On the practical side, this is where Thierry’s framing lands very clearly:
“The real test for NGOs is whether their crisis plans work at field level — not just on paper. Clarity, local partnerships, and realistic medevac assumptions matter far more than theoretical policies.”
— Thierry Montrieux, Summit Consulting
Information Sources You Can Trust
In a rapidly evolving situation, it is vital to rely on credible, primary sources:
- World Health Organisation (WHO) – outbreak updates and situation reports
- Africa CDC – regional situational updates and coordination messages
- Uganda and DRC Ministries of Health – national guidance and alerts
- ECDC / US CDC – risk assessments, technical overviews, and travel advice
- Embassy or foreign ministry travel advisories for your home country
The TRA View: Duty of Care in a Health Emergency
From a Travel Risk Academy perspective, this outbreak is not only a medical event; it is a duty of care and continuity test.
It is simultaneously:
- A public health emergency requiring medical expertise and outbreak control
- A duty of care challenge requiring clear policies, support structures, and escalation thresholds
- A business continuity scenario requiring planning for operational disruption
- A crisis communication challenge requiring timely, factual, and empathetic messaging
- A stakeholder and reputational risk, especially where decisions impact local communities
As Jennifer Milton puts it:
“Practical preparedness, clear communication, and reliable local support structures become absolutely critical during these types of events.”
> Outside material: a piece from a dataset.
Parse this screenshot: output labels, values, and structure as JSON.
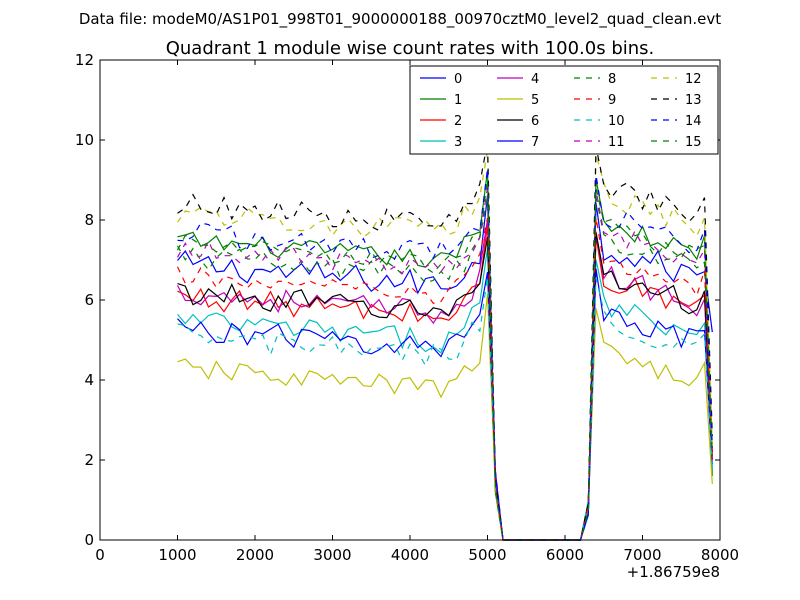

This analysis reflects insights from Jennifer Milton (Compass Point Assist) and Thierry Montrieux (Summit Consulting), combining assistance, TRM, and continuity expertise into a single operational lens.
Organisations that invest in those three elements now will be better placed to:
- Protect their people
- Maintain essential operations
- Support local health systems
- Demonstrate responsible, values‑driven leadership during a complex crisis
Serious, But Manageable with Preparation
Taken together, the data and the operational context tell a nuanced story.
The outbreak in DRC and Uganda is serious and still evolving; numbers are rising, and health systems are under pressure. At the same time, Ebola remains far less transmissible than airborne respiratory infections, and travel risk for those avoiding direct exposure remains low.
This is not a situation for complacency – but neither is it a justification for panic or blanket disengagement.
For organisations with people in East Africa, the most responsible course is:
- Calm, evidence-based risk assessment
- Robust preparedness and continuity planning
- Honest, empathetic communication with staff, students, partners, and communities
- Regular review of guidance as new information emerges
From a TRA standpoint, this is exactly the kind of complex, multi-dimensional event that tests the maturity of travel risk management, duty of care, and business continuity programs.